Fin dalle prime battute, il filo conduttore è stato chiaro: viviamo immersi nella bellezza, eppure troppo spesso la attraversiamo distrattamente, come se fosse ordinaria amministrazione. La riflessione si è sviluppata attorno a un’idea precisa: l’arte non è qualcosa di distante o elitario, ma una presenza viva che abita i nostri paesaggi, le nostre città, i nostri gesti quotidiani. È ciò che ci unisce, ciò che ci rende riconoscibili, ciò che ci appartiene.

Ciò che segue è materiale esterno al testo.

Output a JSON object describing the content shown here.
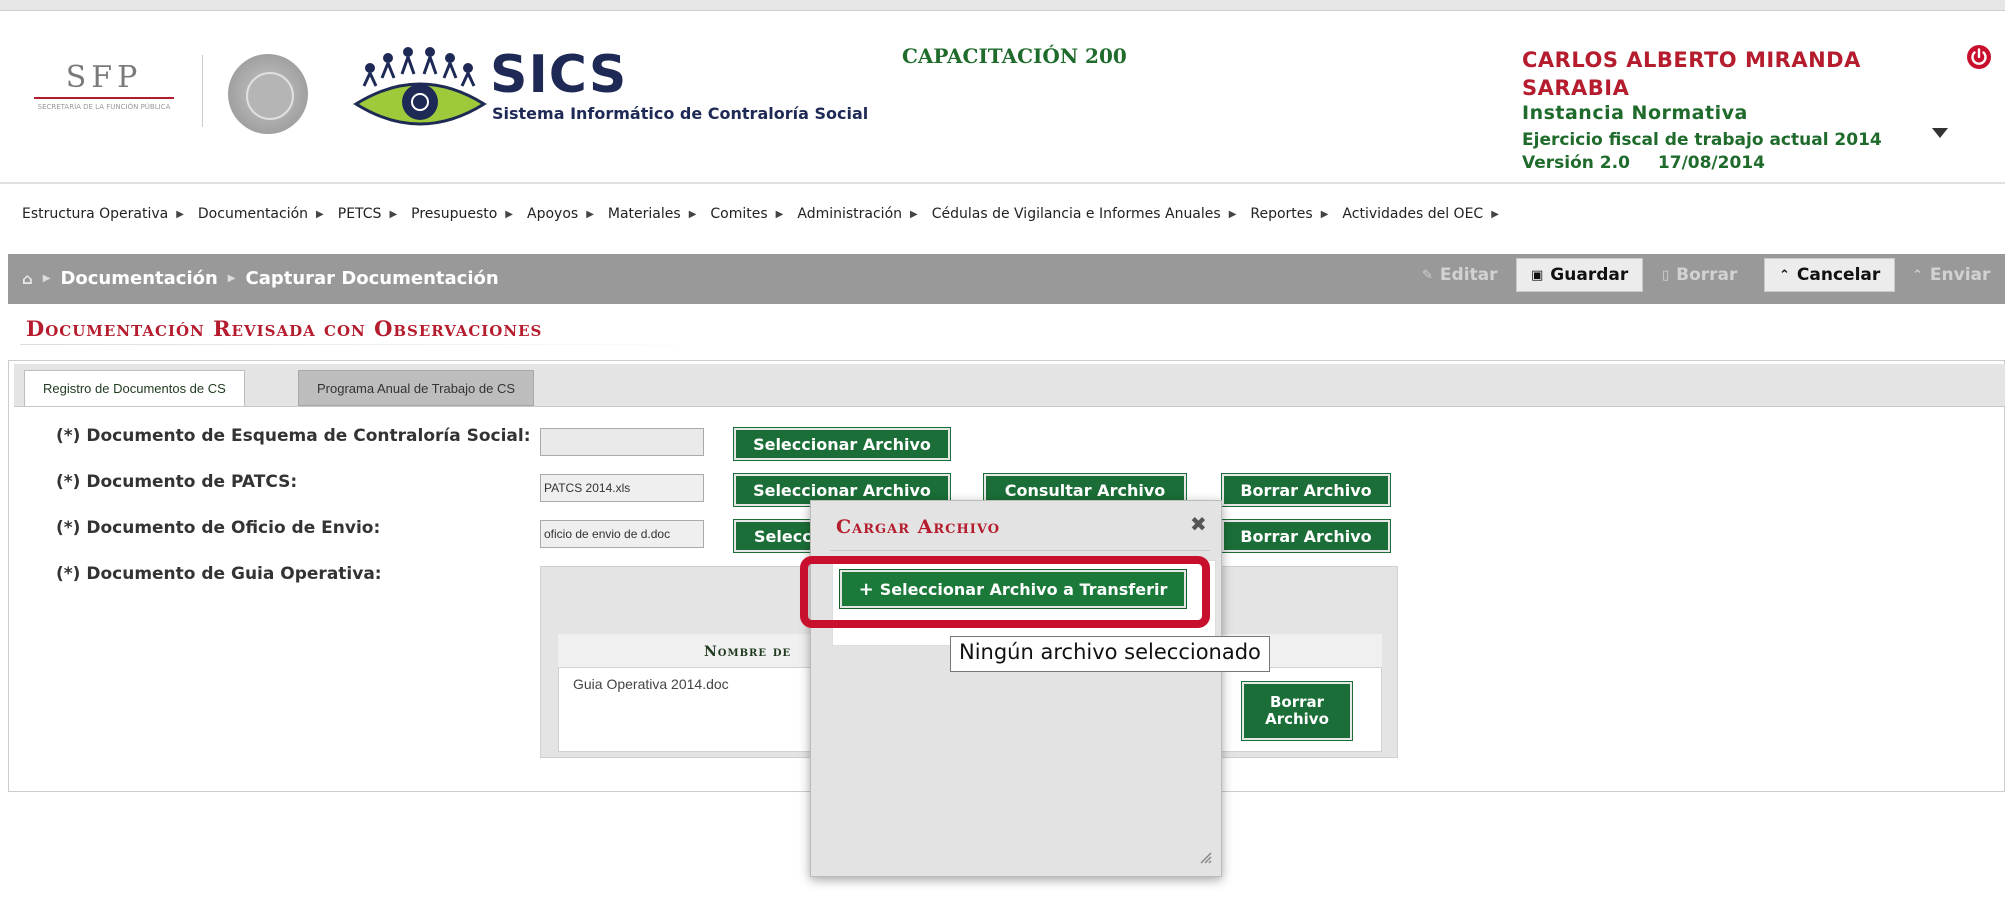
{
  "header": {
    "sfp_logo": "SFP",
    "sfp_subtext": "SECRETARÍA DE LA FUNCIÓN PÚBLICA",
    "app_name": "SICS",
    "app_subtitle": "Sistema Informático de Contraloría Social",
    "environment": "CAPACITACIÓN 200",
    "user": {
      "name": "CARLOS ALBERTO MIRANDA SARABIA",
      "instance": "Instancia Normativa",
      "fiscal_year": "Ejercicio fiscal de trabajo actual 2014",
      "version": "Versión 2.0",
      "date": "17/08/2014"
    },
    "icons": {
      "power": "power-icon",
      "dropdown": "chevron-down-icon"
    },
    "colors": {
      "brand_red": "#b51c2e",
      "brand_green": "#1f6b2c",
      "navy": "#1e2a55"
    }
  },
  "menu": [
    "Estructura Operativa",
    "Documentación",
    "PETCS",
    "Presupuesto",
    "Apoyos",
    "Materiales",
    "Comites",
    "Administración",
    "Cédulas de Vigilancia e Informes Anuales",
    "Reportes",
    "Actividades del OEC"
  ],
  "breadcrumb": {
    "level1": "Documentación",
    "level2": "Capturar Documentación"
  },
  "toolbar": {
    "editar": "Editar",
    "guardar": "Guardar",
    "borrar": "Borrar",
    "cancelar": "Cancelar",
    "enviar": "Enviar"
  },
  "page_title": "Documentación Revisada con Observaciones",
  "tabs": [
    {
      "label": "Registro de Documentos de CS",
      "active": true
    },
    {
      "label": "Programa Anual de Trabajo de CS",
      "active": false
    }
  ],
  "form": {
    "esquema_label": "(*) Documento de Esquema de Contraloría Social:",
    "esquema_value": "",
    "patcs_label": "(*) Documento de PATCS:",
    "patcs_value": "PATCS 2014.xls",
    "oficio_label": "(*) Documento de Oficio de Envio:",
    "oficio_value": "oficio de envio de d.doc",
    "guia_label": "(*) Documento de Guia Operativa:",
    "seleccionar": "Seleccionar Archivo",
    "seleccionar_partial": "Selecci",
    "consultar": "Consultar Archivo",
    "borrar": "Borrar Archivo",
    "guia_table": {
      "header": "Nombre de",
      "row": "Guia Operativa 2014.doc",
      "borrar_line1": "Borrar",
      "borrar_line2": "Archivo"
    }
  },
  "modal": {
    "title": "Cargar Archivo",
    "upload_button": "Seleccionar Archivo a Transferir",
    "tooltip": "Ningún archivo seleccionado",
    "highlight_color": "#c8102e"
  }
}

Nel corso della serata, il racconto ha intrecciato attualità, identità culturale e amore per il territorio italiano. Dal richiamo alle piazze gremite di tifosi, simbolo di una partecipazione collettiva che potrebbe diventare anche consapevolezza civile, fino alla celebrazione dell’Italia come terra unica per biodiversità, tradizioni e patrimonio artistico. Un viaggio dentro un Paese descritto non come “parcheggio d’Europa”, ma come un luogo irripetibile, capace di generare bellezza attraverso il rapporto tra natura, storia e creatività umana.

Al centro della puntata, naturalmente, l’arte.

L’attenzione si è soffermata su due grandi interpreti del paesaggio italiano: Giovanni Fattori e Antonio Fontanesi. Due artisti diversi per stile e sensibilità, ma accomunati dalla capacità di trasformare la natura in emozione.

Di Fattori è emersa la Toscana autentica: strade bianche, campi assolati, cavalli, silenzi e cieli immensi. Una pittura sincera, concreta, lontana dalla retorica, dove la terra italiana diventa memoria collettiva. Nei suoi quadri non c’è idealizzazione: c’è il vero. E proprio per questo, c’è poesia.

Con Fontanesi, invece, il paesaggio si fa più intimo e malinconico. Nebbie, cieli bassi, sentieri immersi nel silenzio: la natura diventa stato d’animo, riflesso dell’interiorità umana. Una pittura sospesa, contemplativa, che sembra parlare direttamente alle emozioni più profonde.

La puntata ha così costruito un itinerario dentro l’anima del nostro Paese: dalla luce della Maremma alle atmosfere umide della pianura, ricordandoci che l’Italia non è soltanto un territorio geografico, ma un insieme di memorie, colori, tradizioni e sensibilità artistiche che continuano a raccontarci chi siamo.

E forse il messaggio più forte della serata è stato proprio questo: l’arte ci rende liberi perché ci restituisce consapevolezza. Ci insegna a guardare meglio ciò che abbiamo intorno. Ci ricorda che apparteniamo a una terra straordinaria, fragile e bellissima, che merita di essere amata, custodita e difesa.

Una puntata intensa, poetica e profondamente identitaria, che ha lasciato agli ascoltatori una domanda semplice ma importante: siamo davvero consapevoli della bellezza che ci appartiene?

Perché, come ricordato in chiusura di diretta, certe risposte continuano ancora oggi a soffiare nel vento.